Dou corda e ele continua: "Veja nessa avenida onde rodamos o carro. João Pessoa é uma das cidades mais arborizadas que conheço. Essa brisa este vento não é proveniente só do mar e sim pelo muito verde que aqui temos. Isso está começando a ser perder. Olhe para os lados e veja a quantidade de novos imóveis, todos invadindo áreas antes com muito verde. E aqui na avenida, este canteiro central, a dividindo, já começam a pensar e aumentar o fluxo de veículos e isso só vai ser possível com o fim do canteiro, tudo para dar lugar para mais pistas de veículos. Tudo isso só aumenta a poulição e diminui o verde. Não concorda comigo?". Tenho que concordar.
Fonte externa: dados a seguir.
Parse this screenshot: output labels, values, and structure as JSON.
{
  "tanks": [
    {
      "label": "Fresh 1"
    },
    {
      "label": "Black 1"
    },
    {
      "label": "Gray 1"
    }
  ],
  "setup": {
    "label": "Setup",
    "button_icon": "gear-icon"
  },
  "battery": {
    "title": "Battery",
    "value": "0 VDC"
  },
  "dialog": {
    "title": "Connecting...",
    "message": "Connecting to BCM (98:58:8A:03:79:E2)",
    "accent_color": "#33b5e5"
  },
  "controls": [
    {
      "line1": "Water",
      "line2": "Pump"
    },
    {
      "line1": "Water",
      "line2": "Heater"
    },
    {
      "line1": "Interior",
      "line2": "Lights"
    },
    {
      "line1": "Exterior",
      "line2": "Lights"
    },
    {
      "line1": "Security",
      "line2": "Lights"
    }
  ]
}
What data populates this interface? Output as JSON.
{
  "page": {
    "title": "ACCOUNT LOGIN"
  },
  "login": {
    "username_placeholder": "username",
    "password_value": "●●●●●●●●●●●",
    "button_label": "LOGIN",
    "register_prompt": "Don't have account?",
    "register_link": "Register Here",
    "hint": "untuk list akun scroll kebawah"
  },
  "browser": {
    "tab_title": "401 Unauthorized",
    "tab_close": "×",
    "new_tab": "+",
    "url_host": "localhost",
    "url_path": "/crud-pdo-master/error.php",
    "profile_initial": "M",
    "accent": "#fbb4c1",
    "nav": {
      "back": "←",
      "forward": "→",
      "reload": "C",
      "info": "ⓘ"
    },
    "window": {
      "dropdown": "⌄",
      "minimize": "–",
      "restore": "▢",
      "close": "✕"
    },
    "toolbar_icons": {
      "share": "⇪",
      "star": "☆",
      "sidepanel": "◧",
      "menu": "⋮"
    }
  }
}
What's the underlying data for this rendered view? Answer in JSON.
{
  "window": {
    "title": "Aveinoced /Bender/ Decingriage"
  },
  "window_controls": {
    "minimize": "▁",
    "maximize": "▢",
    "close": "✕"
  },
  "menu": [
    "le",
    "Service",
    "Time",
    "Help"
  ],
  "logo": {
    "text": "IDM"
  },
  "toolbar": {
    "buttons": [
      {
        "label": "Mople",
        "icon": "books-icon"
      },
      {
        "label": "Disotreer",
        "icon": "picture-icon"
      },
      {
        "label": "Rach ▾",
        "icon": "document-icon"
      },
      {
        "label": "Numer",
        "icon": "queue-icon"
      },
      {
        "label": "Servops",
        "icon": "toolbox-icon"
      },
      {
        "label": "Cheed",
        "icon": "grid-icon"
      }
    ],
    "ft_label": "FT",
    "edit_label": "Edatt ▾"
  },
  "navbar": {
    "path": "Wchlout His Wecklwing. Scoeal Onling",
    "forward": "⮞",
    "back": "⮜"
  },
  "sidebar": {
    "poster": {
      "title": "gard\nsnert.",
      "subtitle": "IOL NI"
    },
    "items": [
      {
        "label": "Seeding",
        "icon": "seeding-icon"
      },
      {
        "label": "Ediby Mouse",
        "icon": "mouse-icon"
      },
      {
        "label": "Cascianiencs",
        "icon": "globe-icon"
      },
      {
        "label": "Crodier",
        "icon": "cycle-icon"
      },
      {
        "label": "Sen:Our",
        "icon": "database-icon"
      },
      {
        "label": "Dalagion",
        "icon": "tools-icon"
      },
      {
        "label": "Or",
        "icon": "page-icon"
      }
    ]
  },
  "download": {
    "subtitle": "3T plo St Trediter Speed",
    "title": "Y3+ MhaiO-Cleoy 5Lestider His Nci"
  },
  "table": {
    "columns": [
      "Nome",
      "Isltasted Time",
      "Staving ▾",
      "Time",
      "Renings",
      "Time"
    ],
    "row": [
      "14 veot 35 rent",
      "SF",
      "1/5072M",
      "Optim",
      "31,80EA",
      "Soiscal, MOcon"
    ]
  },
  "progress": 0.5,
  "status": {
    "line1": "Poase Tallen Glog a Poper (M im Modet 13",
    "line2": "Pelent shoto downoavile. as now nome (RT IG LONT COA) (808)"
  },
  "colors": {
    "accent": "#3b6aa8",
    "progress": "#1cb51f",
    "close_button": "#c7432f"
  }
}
Como sua fala tem bastante consistência, o intigo a prosseguir: "O turismo é suport´pavel para a cidade. Nos faz bem e traz muita renda. Não tem como ficar indiferente, mas junto destes novos moradores, como em tudo na vida, tem de tudo. Tem gente muito boa e gente muito má. Não tenho nenhuma admiração por especuladores. O sujeito que vem pra morar, vivendo de sua renda consolidada num outro lugar é uma coisa, mas o que para contribuir para alterar nossa vida, este é danoso para todos nós, os que aqui nascemos, fomos criados e vivemos. João Pessoa não é e continua não sendo uma cidade violenta, mas já dá para sentir a enorme mudança em curso. Penso muito nisso e me preocupo, pois isso, se continuar do jeito que está, no ritmo acelerado em que se encontra, teremos uma resposta da natureza pra cima de nós e num curto estaço de tempo. Algo da tranquilidade já está se esvaindo com os dedos. Olhe para nossa orla e veja o número grande de novas construções. Isso se estende por boa parte da cidade. Em tudo isso tem sempre os dois lados da questão, o lado bom, vendo tanta gente empregada, mas por outro penso no que virá quando tudo isso já estiver concluído e a cidade transformada. João Pessoa nunca mais será a mesma. Não concorda?".
Pensamos juntos e segundo sua perspectiva, o progresso traz exatamente isso, a transformação de um lugar. Ouço lá de onde venho, gente me dizendo a todo instante das maravilhas daqui de onde me encontro neste momento. Cada qual tem um local para me apontar como o preferido, o que não posso deixar de visitar. Anotei alguns e cá estou, vivenciando isso tudo de perto e quando no confronto com um morador local, algo mais para pensar e ocorrendo não só aqui, mas por tantos outros lugares. Trazemos conosco algo de bom, mas junto chega o algo ruim, a estragar e alterar tudo o ocorrendo até então. Um bom debate. Ele me deixa na porta do sebo, desço, nos despedimos e me diz, para meu contentamento: "Já levei turistas pra tudo quanto é lugar, mas como o senhor, pedindo para que o deixe na porta de uma livraria, o primeiro".